Managing director, Howards Solicitors, Manchester

As a child, I always had a strong sense of what was right and wrong and from as far back as I can remember, I always wanted to enter the law. I was not particularly academic, though, and did not excel at school. Accordingly, a conventional university degree was never going to be a realistic option.

I got a job working in a law firm as an office junior and then embarked on a law degree via correspondence. I completed my LPC part-time after my degree. So, by the time I qualified, I had seven years’ full-time work experience.

As a criminal defence lawyer, whose practice is almost entirely reliant on legal aid funding, there have been many challenges, not least just making a living. But then we do not enter this area of law for big money.

Government reforms – some implemented and others abandoned over the years – have probably been the biggest challenge. I was privileged to have been a Criminal Law Solicitors’ Association committee member for two years when the fight (led by the CLSA) was at its fiercest. I thoroughly enjoyed my part in all of that and met some wonderful people. However, it was the years of uncertainty, the financial challenges and the cost to the justice system that I found most difficult to deal with. There were many occasions when I wanted to throw in the towel and make a career change. But here I still am!

As a criminal lawyer, we are judged by the rest of society for our part in helping the guilty walk free. The reality is nothing like that. I have met people in the depths of desperation – victims themselves – who are lost to society and the agencies intended to help them. So much of my work is to help people make the best possible decisions for themselves. Something like 98% of people accused of a crime plead guilty. I work with these people to rehabilitate them and to secure a punishment that serves to break the cycle of further offending. When I see that my little intervention in their lives has made for a brighter future, that is possibly the most rewarding aspect of this job.

I have learned of the suffering, neglect, disadvantage and prejudice that exists in our society and how it so often leads to crime.
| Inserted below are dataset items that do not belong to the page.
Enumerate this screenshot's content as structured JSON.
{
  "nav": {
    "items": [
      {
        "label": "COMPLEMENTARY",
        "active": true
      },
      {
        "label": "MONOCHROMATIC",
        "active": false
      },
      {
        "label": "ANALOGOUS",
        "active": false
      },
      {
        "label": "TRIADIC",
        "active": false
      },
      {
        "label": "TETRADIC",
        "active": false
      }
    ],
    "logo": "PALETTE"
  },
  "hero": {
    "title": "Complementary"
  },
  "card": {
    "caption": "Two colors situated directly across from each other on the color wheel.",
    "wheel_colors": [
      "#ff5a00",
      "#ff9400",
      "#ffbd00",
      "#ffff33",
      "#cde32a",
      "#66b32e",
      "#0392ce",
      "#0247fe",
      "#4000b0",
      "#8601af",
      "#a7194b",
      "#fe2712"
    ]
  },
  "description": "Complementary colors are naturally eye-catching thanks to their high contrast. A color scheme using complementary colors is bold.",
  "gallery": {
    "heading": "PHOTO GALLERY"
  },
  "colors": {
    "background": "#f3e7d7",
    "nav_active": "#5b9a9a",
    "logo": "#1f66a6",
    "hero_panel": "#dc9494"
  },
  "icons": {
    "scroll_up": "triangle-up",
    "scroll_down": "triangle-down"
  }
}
Yet I have also become aware of how easily a person’s life can be changed for the better, if only the right opportunities are afforded. For some time I wanted to be able to do more for the people who would otherwise so often end up as my clients. So I qualified as a counsellor/psychotherapist. Now I work as a volunteer mentor for Pure Insights, which supports young care leavers.

I feel strongly that a once great profession has been commoditised and forced to become a business, whereby profit matters over and above all else. However, I commend the manner in which the Ministry of Justice has embraced technology, which has revolutionised the way we work. Such advancements have mitigated the recent, rapid and drastic falling rates of pay.